M5球状星団 2013

5月の連休明けにNikon 8cmによるメシエ天体のコリメート撮影は目出たく完走を果たしたが、それまでの奮闘・迷走を順次アップしていく・・・

M3M13と球状星団を撮影して勢いがついた。こうなるとM5も写さなくちゃあ、とメシエ天体の完全走破の目標は忘れちゃったかのような迷走ぶり。定期試験の前になると、試験勉強そっちのけで長編モノの小説を読んでしまっていたウン十年前と何ら変わらない。上巻・中巻ときたら下巻も読んでから勉強した方が、きっと効率が上がるよ!なんて自分に言い訳しながら、読み耽っていたなあ。

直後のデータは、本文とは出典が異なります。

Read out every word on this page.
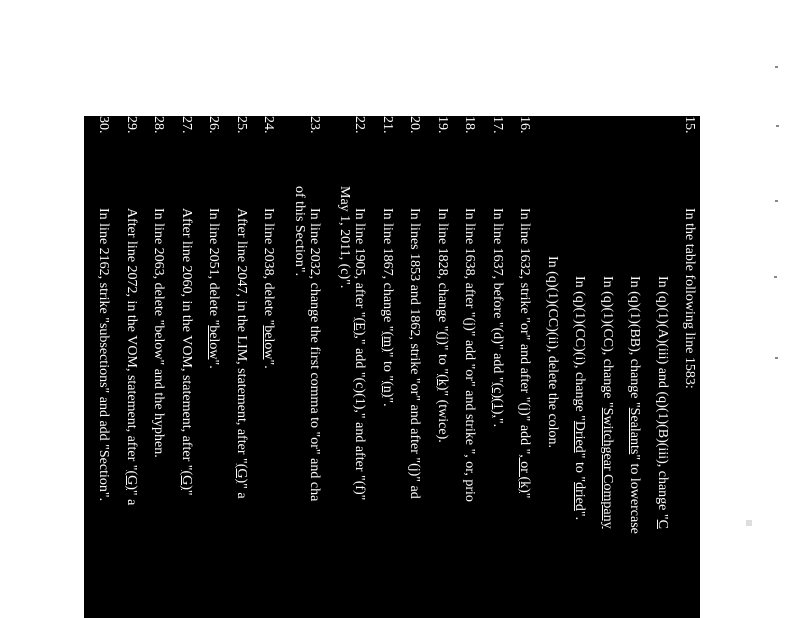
15.
In the table following line 1583:
In (q)(1)(A)(iii) and (q)(1)(B)(iii), change "C
In (q)(1)(BB), change "Sealants" to lowercase
In (q)(1)(CC), change "Switchgear Company
In (q)(1)(CC)(i), change "Dried" to "dried".
In (q)(1)(CC)(ii), delete the colon.
16.
In line 1632, strike "or" and after "(j)" add ", or (k)"
17.
In line 1637, before "(d)" add "(c)(1),".
18.
In line 1638, after "(j)" add "or" and strike ", or, prio
19.
In line 1828, change "(j)" to "(k)" (twice).
20.
In lines 1853 and 1862, strike "or" and after "(j)" ad
21.
In line 1867, change "(m)" to "(n)".
22.
In line 1905, after "(E)," add "(c)(1)," and after "(f)"
May 1, 2011, (c)".
23.
In line 2032, change the first comma to "or" and cha
of this Section".
24.
In line 2038, delete "below".
25.
After line 2047, in the LIM, statement, after "(G)" a
26.
In line 2051, delete "below".
27.
After line 2060, in the VOM, statement, after "(G)"
28.
In line 2063, delete "below" and the hyphen.
29.
After line 2072, in the VOM, statement, after "(G)" a
30.
In line 2162, strike "subsections" and add "Section".
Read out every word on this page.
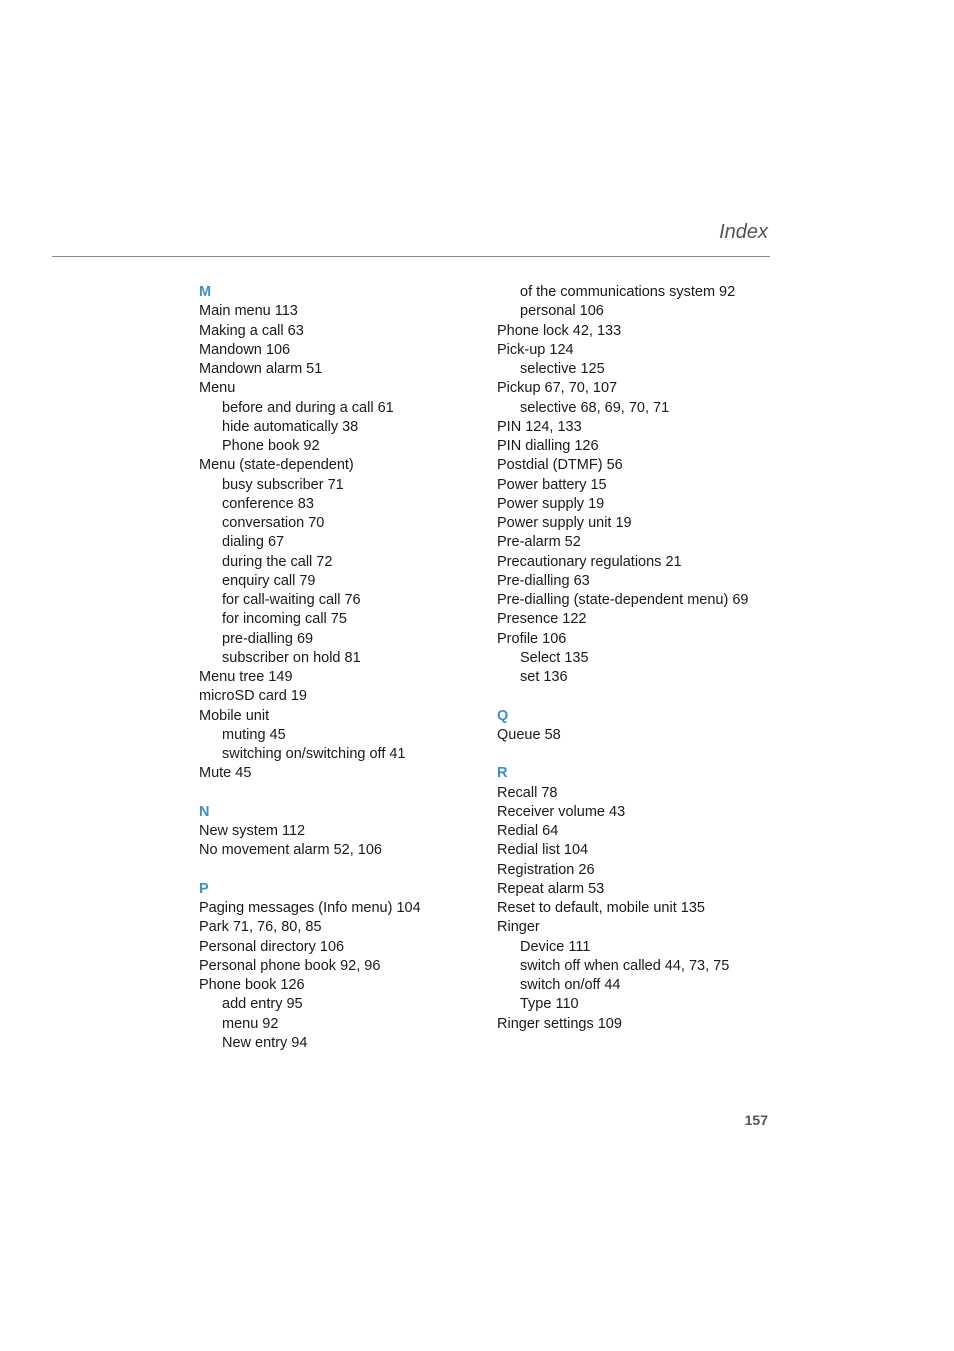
Index
M
Main menu 113
Making a call 63
Mandown 106
Mandown alarm 51
Menu
before and during a call 61
hide automatically 38
Phone book 92
Menu (state-dependent)
busy subscriber 71
conference 83
conversation 70
dialing 67
during the call 72
enquiry call 79
for call-waiting call 76
for incoming call 75
pre-dialling 69
subscriber on hold 81
Menu tree 149
microSD card 19
Mobile unit
muting 45
switching on/switching off 41
Mute 45
N
New system 112
No movement alarm 52, 106
P
Paging messages (Info menu) 104
Park 71, 76, 80, 85
Personal directory 106
Personal phone book 92, 96
Phone book 126
add entry 95
menu 92
New entry 94
of the communications system 92
personal 106
Phone lock 42, 133
Pick-up 124
selective 125
Pickup 67, 70, 107
selective 68, 69, 70, 71
PIN 124, 133
PIN dialling 126
Postdial (DTMF) 56
Power battery 15
Power supply 19
Power supply unit 19
Pre-alarm 52
Precautionary regulations 21
Pre-dialling 63
Pre-dialling (state-dependent menu) 69
Presence 122
Profile 106
Select 135
set 136
Q
Queue 58
R
Recall 78
Receiver volume 43
Redial 64
Redial list 104
Registration 26
Repeat alarm 53
Reset to default, mobile unit 135
Ringer
Device 111
switch off when called 44, 73, 75
switch on/off 44
Type 110
Ringer settings 109
157
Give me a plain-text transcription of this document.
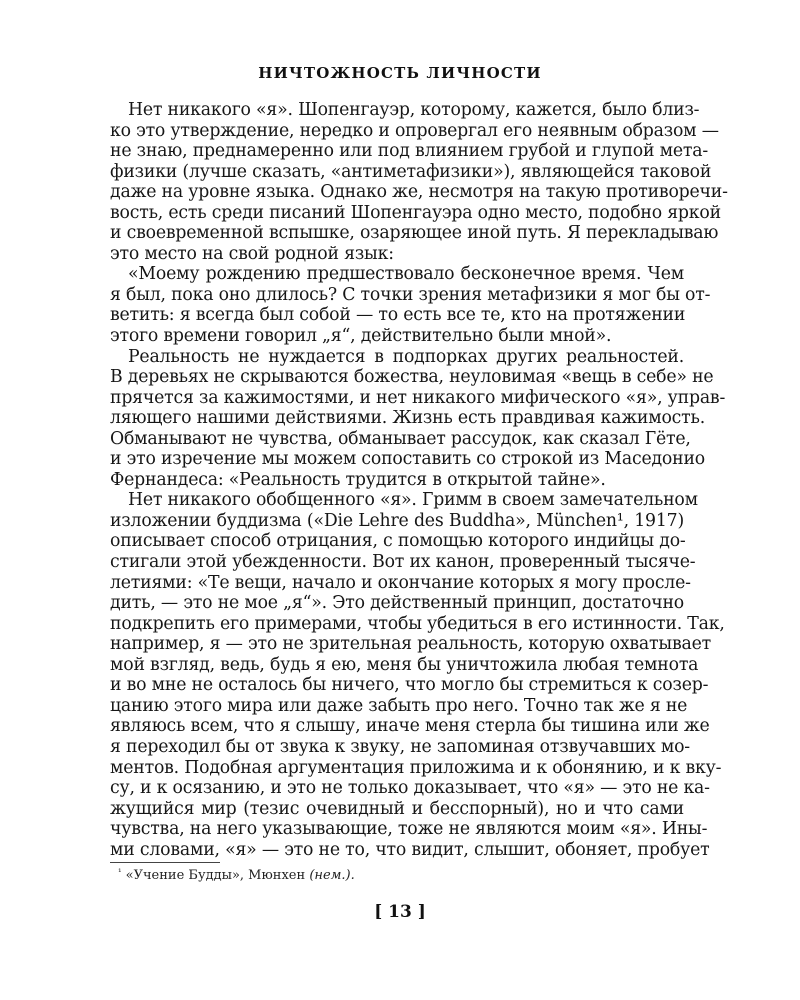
НИЧТОЖНОСТЬ ЛИЧНОСТИ
Нет никакого «я». Шопенгауэр, которому, кажется, было близ-
ко это утверждение, нередко и опровергал его неявным образом —
не знаю, преднамеренно или под влиянием грубой и глупой мета-
физики (лучше сказать, «антиметафизики»), являющейся таковой
даже на уровне языка. Однако же, несмотря на такую противоречи-
вость, есть среди писаний Шопенгауэра одно место, подобно яркой
и своевременной вспышке, озаряющее иной путь. Я перекладываю
это место на свой родной язык:
«Моему рождению предшествовало бесконечное время. Чем
я был, пока оно длилось? С точки зрения метафизики я мог бы от-
ветить: я всегда был собой — то есть все те, кто на протяжении
этого времени говорил „я“, действительно были мной».
Реальность не нуждается в подпорках других реальностей.
В деревьях не скрываются божества, неуловимая «вещь в себе» не
прячется за кажимостями, и нет никакого мифического «я», управ-
ляющего нашими действиями. Жизнь есть правдивая кажимость.
Обманывают не чувства, обманывает рассудок, как сказал Гёте,
и это изречение мы можем сопоставить со строкой из Маседонио
Фернандеса: «Реальность трудится в открытой тайне».
Нет никакого обобщенного «я». Гримм в своем замечательном
изложении буддизма («Die Lehre des Buddha», München¹, 1917)
описывает способ отрицания, с помощью которого индийцы до-
стигали этой убежденности. Вот их канон, проверенный тысяче-
летиями: «Те вещи, начало и окончание которых я могу просле-
дить, — это не мое „я“». Это действенный принцип, достаточно
подкрепить его примерами, чтобы убедиться в его истинности. Так,
например, я — это не зрительная реальность, которую охватывает
мой взгляд, ведь, будь я ею, меня бы уничтожила любая темнота
и во мне не осталось бы ничего, что могло бы стремиться к созер-
цанию этого мира или даже забыть про него. Точно так же я не
являюсь всем, что я слышу, иначе меня стерла бы тишина или же
я переходил бы от звука к звуку, не запоминая отзвучавших мо-
ментов. Подобная аргументация приложима и к обонянию, и к вку-
су, и к осязанию, и это не только доказывает, что «я» — это не ка-
жущийся мир (тезис очевидный и бесспорный), но и что сами
чувства, на него указывающие, тоже не являются моим «я». Ины-
ми словами, «я» — это не то, что видит, слышит, обоняет, пробует
$^{^1}$ «Учение Будды», Мюнхен (нем.).
[ 13 ]
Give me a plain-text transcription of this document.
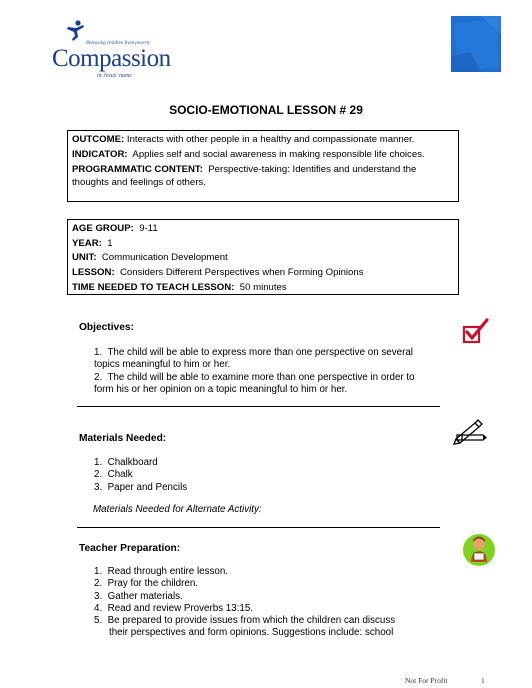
Releasing children from poverty
Compassion
in Jesus' name
SOCIO-EMOTIONAL LESSON # 29

OUTCOME: Interacts with other people in a healthy and compassionate manner.

INDICATOR: Applies self and social awareness in making responsible life choices.

PROGRAMMATIC CONTENT: Perspective-taking: Identifies and understand the thoughts and feelings of others.

AGE GROUP: 9-11

YEAR: 1

UNIT: Communication Development

LESSON: Considers Different Perspectives when Forming Opinions

TIME NEEDED TO TEACH LESSON: 50 minutes

Objectives:
1. The child will be able to express more than one perspective on several
topics meaningful to him or her.
2. The child will be able to examine more than one perspective in order to
form his or her opinion on a topic meaningful to him or her.
Materials Needed:
1. Chalkboard
2. Chalk
3. Paper and Pencils
Materials Needed for Alternate Activity:
Teacher Preparation:
1. Read through entire lesson.
2. Pray for the children.
3. Gather materials.
4. Read and review Proverbs 13:15.
5. Be prepared to provide issues from which the children can discuss
their perspectives and form opinions. Suggestions include: school
Not For Profit	1
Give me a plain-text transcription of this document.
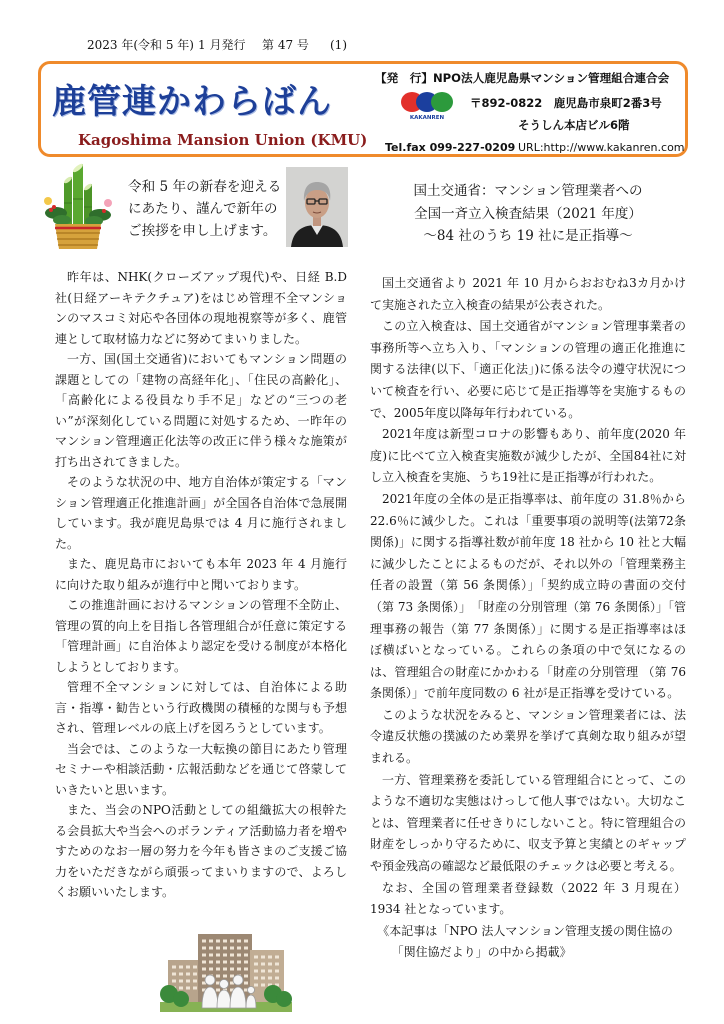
2023 年(令和 5 年) 1 月発行 第 47 号 (1)
鹿管連かわらばん
Kagoshima Mansion Union (KMU)
【発　行】NPO法人鹿児島県マンション管理組合連合会
KAKANREN
〒892-0822　鹿児島市泉町2番3号
そうしん本店ビル6階
Tel.fax 099-227-0209 URL:http://www.kakanren.com
令和 5 年の新春を迎える
にあたり、謹んで新年の
ご挨拶を申し上げます。
国土交通省：マンション管理業者への
全国一斉立入検査結果（2021 年度）
～84 社のうち 19 社に是正指導～

昨年は、NHK(クローズアップ現代)や、日経 B.D 社(日経アーキテクチュア)をはじめ管理不全マンションのマスコミ対応や各団体の現地視察等が多く、鹿管連として取材協力などに努めてまいりました。

一方、国(国土交通省)においてもマンション問題の課題としての「建物の高経年化」、「住民の高齢化」、「高齢化による役員なり手不足」などの“三つの老い”が深刻化している問題に対処するため、一昨年のマンション管理適正化法等の改正に伴う様々な施策が打ち出されてきました。

そのような状況の中、地方自治体が策定する「マンション管理適正化推進計画」が全国各自治体で急展開しています。我が鹿児島県では 4 月に施行されました。

また、鹿児島市においても本年 2023 年 4 月施行に向けた取り組みが進行中と聞いております。

この推進計画におけるマンションの管理不全防止、管理の質的向上を目指し各管理組合が任意に策定する「管理計画」に自治体より認定を受ける制度が本格化しようとしております。

管理不全マンションに対しては、自治体による助言・指導・勧告という行政機関の積極的な関与も予想され、管理レベルの底上げを図ろうとしています。

当会では、このような一大転換の節目にあたり管理セミナーや相談活動・広報活動などを通じて啓蒙していきたいと思います。

また、当会のNPO活動としての組織拡大の根幹たる会員拡大や当会へのボランティア活動協力者を増やすためのなお一層の努力を今年も皆さまのご支援ご協力をいただきながら頑張ってまいりますので、よろしくお願いいたします。

国土交通省より 2021 年 10 月からおおむね3カ月かけて実施された立入検査の結果が公表された。

この立入検査は、国土交通省がマンション管理事業者の事務所等へ立ち入り、「マンションの管理の適正化推進に関する法律(以下、「適正化法」)に係る法令の遵守状況について検査を行い、必要に応じて是正指導等を実施するもので、2005年度以降毎年行われている。

2021年度は新型コロナの影響もあり、前年度(2020 年度)に比べて立入検査実施数が減少したが、全国84社に対し立入検査を実施、うち19社に是正指導が行われた。

2021年度の全体の是正指導率は、前年度の 31.8％から 22.6％に減少した。これは「重要事項の説明等(法第72条関係)」に関する指導社数が前年度 18 社から 10 社と大幅に減少したことによるものだが、それ以外の「管理業務主任者の設置（第 56 条関係）」「契約成立時の書面の交付（第 73 条関係）」　「財産の分別管理（第 76 条関係）」「管理事務の報告（第 77 条関係）」に関する是正指導率はほぼ横ばいとなっている。これらの条項の中で気になるのは、管理組合の財産にかかわる「財産の分別管理 （第 76 条関係）」で前年度同数の 6 社が是正指導を受けている。

このような状況をみると、マンション管理業者には、法令違反状態の撲滅のため業界を挙げて真剣な取り組みが望まれる。

一方、管理業務を委託している管理組合にとって、このような不適切な実態はけっして他人事ではない。大切なことは、管理業者に任せきりにしないこと。特に管理組合の財産をしっかり守るために、収支予算と実績とのギャップや預金残高の確認など最低限のチェックは必要と考える。

なお、全国の管理業者登録数（2022 年 3 月現在）1934 社となっています。

《本記事は「NPO 法人マンション管理支援の関住協の
「関住協だより」の中から掲載》
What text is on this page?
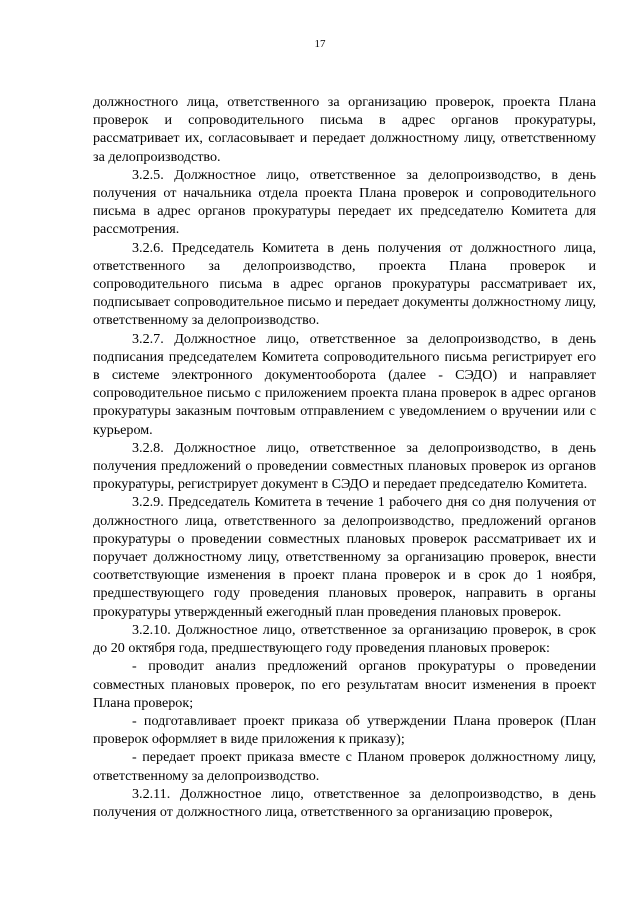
17

должностного лица, ответственного за организацию проверок, проекта Плана проверок и сопроводительного письма в адрес органов прокуратуры, рассматривает их, согласовывает и передает должностному лицу, ответственному за делопроизводство.

3.2.5. Должностное лицо, ответственное за делопроизводство, в день получения от начальника отдела проекта Плана проверок и сопроводительного письма в адрес органов прокуратуры передает их председателю Комитета для рассмотрения.

3.2.6. Председатель Комитета в день получения от должностного лица, ответственного за делопроизводство, проекта Плана проверок и сопроводительного письма в адрес органов прокуратуры рассматривает их, подписывает сопроводительное письмо и передает документы должностному лицу, ответственному за делопроизводство.

3.2.7. Должностное лицо, ответственное за делопроизводство, в день подписания председателем Комитета сопроводительного письма регистрирует его в системе электронного документооборота (далее - СЭДО) и направляет сопроводительное письмо с приложением проекта плана проверок в адрес органов прокуратуры заказным почтовым отправлением с уведомлением о вручении или с курьером.

3.2.8. Должностное лицо, ответственное за делопроизводство, в день получения предложений о проведении совместных плановых проверок из органов прокуратуры, регистрирует документ в СЭДО и передает председателю Комитета.

3.2.9. Председатель Комитета в течение 1 рабочего дня со дня получения от должностного лица, ответственного за делопроизводство, предложений органов прокуратуры о проведении совместных плановых проверок рассматривает их и поручает должностному лицу, ответственному за организацию проверок, внести соответствующие изменения в проект плана проверок и в срок до 1 ноября, предшествующего году проведения плановых проверок, направить в органы прокуратуры утвержденный ежегодный план проведения плановых проверок.

3.2.10. Должностное лицо, ответственное за организацию проверок, в срок до 20 октября года, предшествующего году проведения плановых проверок:

- проводит анализ предложений органов прокуратуры о проведении совместных плановых проверок, по его результатам вносит изменения в проект Плана проверок;

- подготавливает проект приказа об утверждении Плана проверок (План проверок оформляет в виде приложения к приказу);

- передает проект приказа вместе с Планом проверок должностному лицу, ответственному за делопроизводство.

3.2.11. Должностное лицо, ответственное за делопроизводство, в день получения от должностного лица, ответственного за организацию проверок,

この日は日中に南風を伴った暖かな雨が降って夕方に止んだ。その後、急に冬型の気圧配置になったようで、グングンと空が晴れて夜半過ぎには星空が広がった。北からの季節風が強まってヒューヒューと風の音が聞こえている。しかし、冬のホームグラウンドなら北風にはとことん強い。早いとこM5の撮影を済ませて、残りのメシエ天体に集中する環境を自ら整えなくっちゃあネ。なんて、ブツブツ言いながら夜中に車のハンドルを握った。

現地に到着してみると、見事な透明度だが上空の風は強い。それでも、あまり星が瞬いて見えないのは、気流が安定しているからだね♪なんて良い方に解釈していた。しかし、後から考えると雨上がりと風のおかげで透明度が高く、その加減でそんな風に見えたのかも知れない。いずれにせよ、M5をNikon 8cmに導入して、手動追尾によるコリメート撮影を開始した。

追尾していると、この場所にしては珍しく風が吹き込んでくる。望遠鏡が揺れるほどではないが、風の音は集中力を低下させる。また、例によって赤道儀の動きもやや渋め。そんな訳で、2コマに1コマの割合で、追尾しながら「ああ、このコマは使い物にならないなあ・・・」と思っていた。ところが、うまく追尾できたと思ったコマでも、バック・モニターで確認してみると眠たい写りだった。フォーカスを確認して再調整しても改善しない。途中で、さすがにこれは気流の影響だと、状況を認識した。

バッテリーが切れて撮影終了。そのまま撤収しようと思ったが、東の山の上には夏の第三角から天の川が伸びているのがキレイに見えた。そこで、コンデジをNikon 8cmに同架して、星野撮影をしてから終了とした。これで、いくらか溜飲を下げることができた。

b0167343_0365646.jpg
2013年3月新月期 2:01 - 3:31 山梨県笛吹市
Nikon 8cm (f 1200mm) + Takahashi LE30 (30mm) 手動ガイドによるCanon PowerShot S95 コリメート撮影
No filter (露光時間40秒; ISO 1600) x 4コマ + (露光時間64秒; ISO 400-1250) x 21コマ 全25コマ積算露光時間 25分 
オート・ダーク減算 + Photoshop Elementsを用いてコンポジット+フラット補正+簡易星マスク+HDR処理


反省も込めて、画像をアップした。